Во время одной из прогулок по Риму я привел Эвелин на ту выставку, где в окне стояла купленная мной картина, о чем я ей не сказал. Мне хотелось сначала узнать ее мнение об этой картине как человека, более разбирающегося в живописи. Она нашла, что картина хороша, бесспорно хороша, но мы не смогли зайти и осмотреть всю выставку, так как она была закрыта на обеденный перерыв. Я подумал, что это к лучшему. Другие картины могли ей не понравиться, а Бонелли стал бы наверняка благодарить меня за чек, и я оказался бы в неловком положении. Мне же после проведенных с Эвелин дней стало хотеться, чтобы она всегда была обо мне высокого мнения. О чем бы ни шла речь.

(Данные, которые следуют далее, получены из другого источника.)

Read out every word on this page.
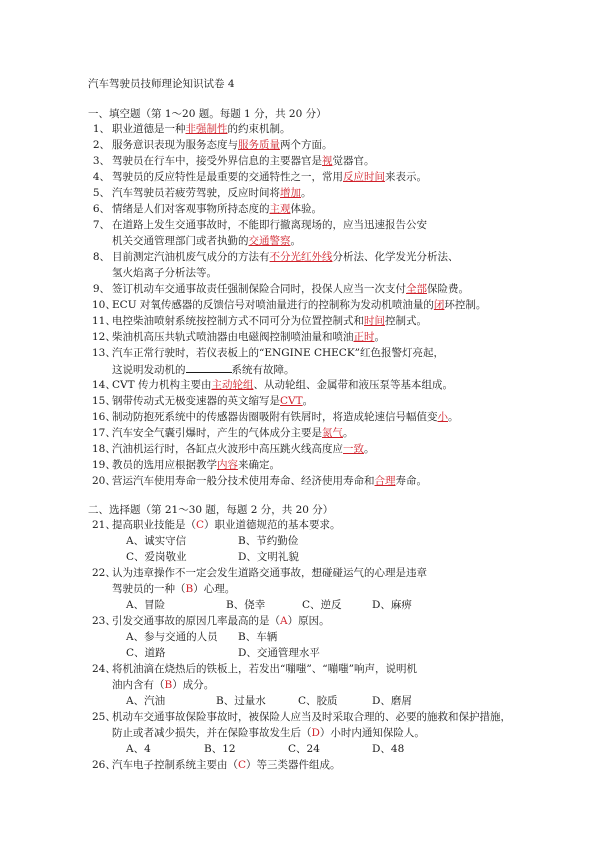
汽车驾驶员技师理论知识试卷 4
一、填空题（第 1～20 题。每题 1 分，共 20 分）
1、 职业道德是一种非强制性的约束机制。
2、 服务意识表现为服务态度与服务质量两个方面。
3、 驾驶员在行车中，接受外界信息的主要器官是视觉器官。
4、 驾驶员的反应特性是最重要的交通特性之一，常用反应时间来表示。
5、 汽车驾驶员若疲劳驾驶，反应时间将增加。
6、 情绪是人们对客观事物所持态度的主观体验。
7、 在道路上发生交通事故时，不能即行撤离现场的，应当迅速报告公安
机关交通管理部门或者执勤的交通警察。
8、 目前测定汽油机废气成分的方法有不分光红外线分析法、化学发光分析法、
氢火焰离子分析法等。
9、 签订机动车交通事故责任强制保险合同时，投保人应当一次支付全部保险费。
10、ECU 对氧传感器的反馈信号对喷油量进行的控制称为发动机喷油量的闭环控制。
11、电控柴油喷射系统按控制方式不同可分为位置控制式和时间控制式。
12、柴油机高压共轨式喷油器由电磁阀控制喷油量和喷油正时。
13、汽车正常行驶时，若仪表板上的“ENGINE CHECK”红色报警灯亮起，
这说明发动机的	系统有故障。
14、CVT 传力机构主要由主动轮组、从动轮组、金属带和液压泵等基本组成。
15、钢带传动式无极变速器的英文缩写是CVT。
16、制动防抱死系统中的传感器齿圈吸附有铁屑时，将造成轮速信号幅值变小。
17、汽车安全气囊引爆时，产生的气体成分主要是氮气。
18、汽油机运行时，各缸点火波形中高压跳火线高度应一致。
19、教员的选用应根据教学内容来确定。
20、营运汽车使用寿命一般分技术使用寿命、经济使用寿命和合理寿命。
二、选择题（第 21～30 题，每题 2 分，共 20 分）
21、提高职业技能是（C）职业道德规范的基本要求。
A、诚实守信	B、节约勤俭
C、爱岗敬业	D、文明礼貌
22、认为违章操作不一定会发生道路交通事故，想碰碰运气的心理是违章
驾驶员的一种（B）心理。
A、冒险	B、侥幸	C、逆反	D、麻痹
23、引发交通事故的原因几率最高的是（A）原因。
A、参与交通的人员 B、车辆
C、道路	D、交通管理水平
24、将机油滴在烧热后的铁板上，若发出“嘣嗤”、“嘣嗤”响声，说明机
油内含有（B）成分。
A、汽油	B、过量水	C、胶质	D、磨屑
25、机动车交通事故保险事故时，被保险人应当及时采取合理的、必要的施救和保护措施，
防止或者减少损失，并在保险事故发生后（D）小时内通知保险人。
A、4	B、12	C、24	D、48
26、汽车电子控制系统主要由（C）等三类器件组成。
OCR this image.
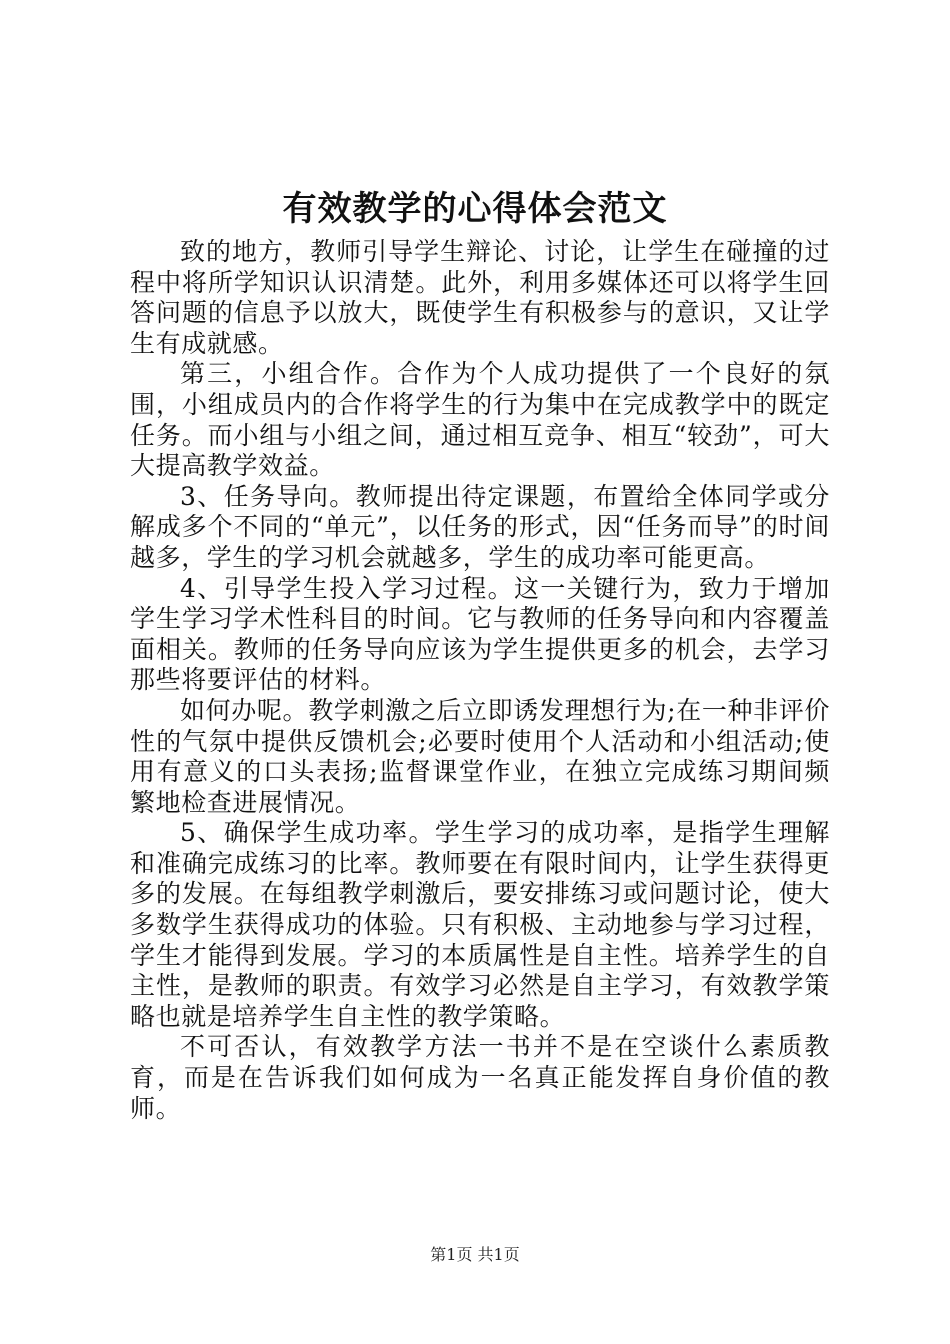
有效教学的心得体会范文

致的地方，教师引导学生辩论、讨论，让学生在碰撞的过程中将所学知识认识清楚。此外，利用多媒体还可以将学生回答问题的信息予以放大，既使学生有积极参与的意识，又让学生有成就感。

第三，小组合作。合作为个人成功提供了一个良好的氛围，小组成员内的合作将学生的行为集中在完成教学中的既定任务。而小组与小组之间，通过相互竞争、相互“较劲”，可大大提高教学效益。

3、任务导向。教师提出待定课题，布置给全体同学或分解成多个不同的“单元”，以任务的形式，因“任务而导”的时间越多，学生的学习机会就越多，学生的成功率可能更高。

4、引导学生投入学习过程。这一关键行为，致力于增加学生学习学术性科目的时间。它与教师的任务导向和内容覆盖面相关。教师的任务导向应该为学生提供更多的机会，去学习那些将要评估的材料。

如何办呢。教学刺激之后立即诱发理想行为;在一种非评价性的气氛中提供反馈机会;必要时使用个人活动和小组活动;使用有意义的口头表扬;监督课堂作业，在独立完成练习期间频繁地检查进展情况。

5、确保学生成功率。学生学习的成功率，是指学生理解和准确完成练习的比率。教师要在有限时间内，让学生获得更多的发展。在每组教学刺激后，要安排练习或问题讨论，使大多数学生获得成功的体验。只有积极、主动地参与学习过程，学生才能得到发展。学习的本质属性是自主性。培养学生的自主性，是教师的职责。有效学习必然是自主学习，有效教学策略也就是培养学生自主性的教学策略。

不可否认，有效教学方法一书并不是在空谈什么素质教育，而是在告诉我们如何成为一名真正能发挥自身价值的教师。

第1页 共1页
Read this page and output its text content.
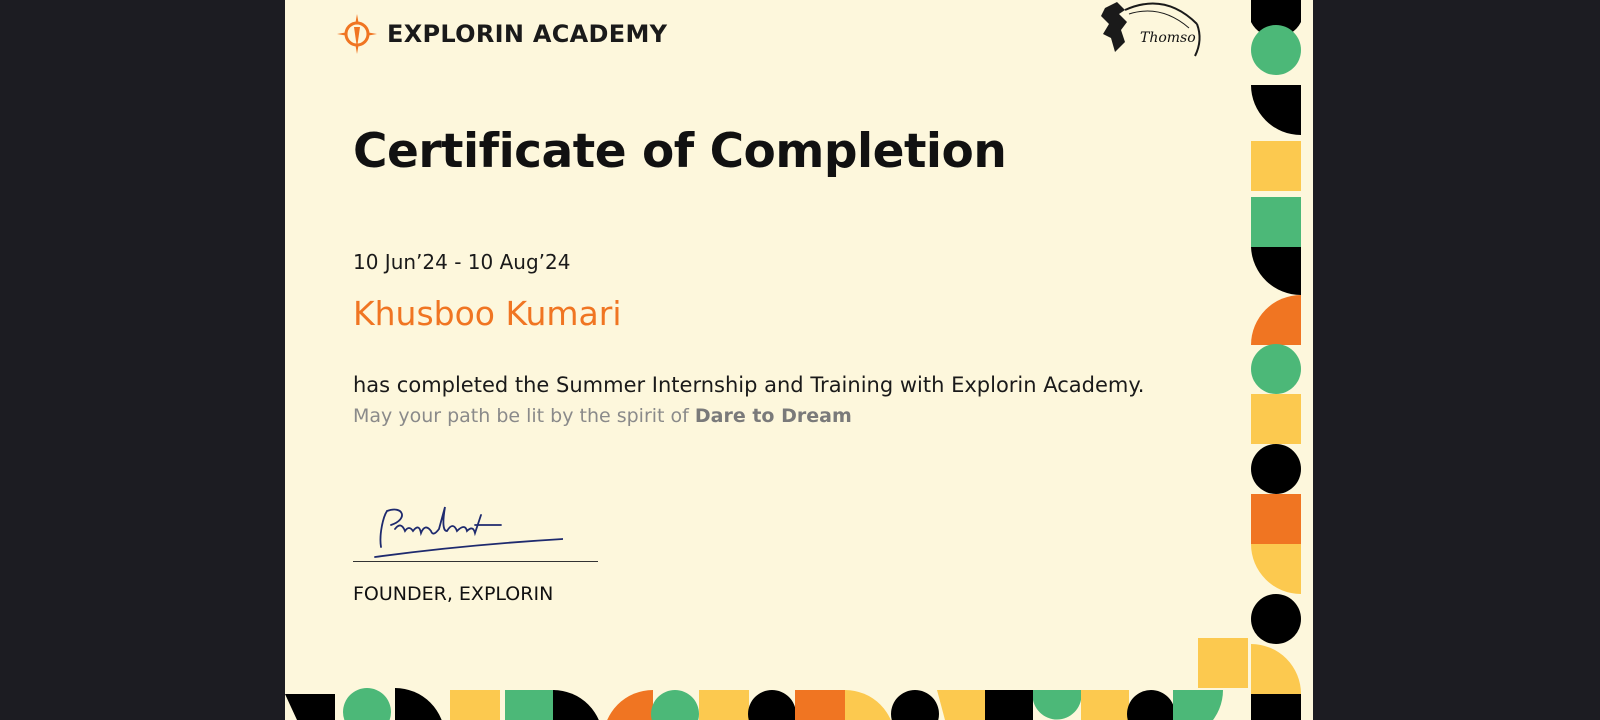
EXPLORIN ACADEMY	Thomso
Certificate of Completion
10 Jun’24 - 10 Aug’24
Khusboo Kumari
has completed the Summer Internship and Training with Explorin Academy.
May your path be lit by the spirit of Dare to Dream
FOUNDER, EXPLORIN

На другой день у Эвелин было назначено свидание с ее другом из американского посольства, а я поехал за двумя купленными мной картинами. На этот раз у старика Бонелли был более радостный вид, что, очевидно, объяснялось тем, что еще на трех полотнах появились таблички с указанием «продано». Он даже напевал себе под нос какую-то арию из «Тоски». Я спросил о Квине, которого не было на выставке.
— Со времени встречи с вами, — объяснил старик, — Анжело день и ночь работает у себя дома. Он был очень подавлен тем, что более года его работы висели здесь на стенах и никто ими не интересовался. Как молодой художник он приходил в отчаяние, не получая хотя бы небольшой поддержки.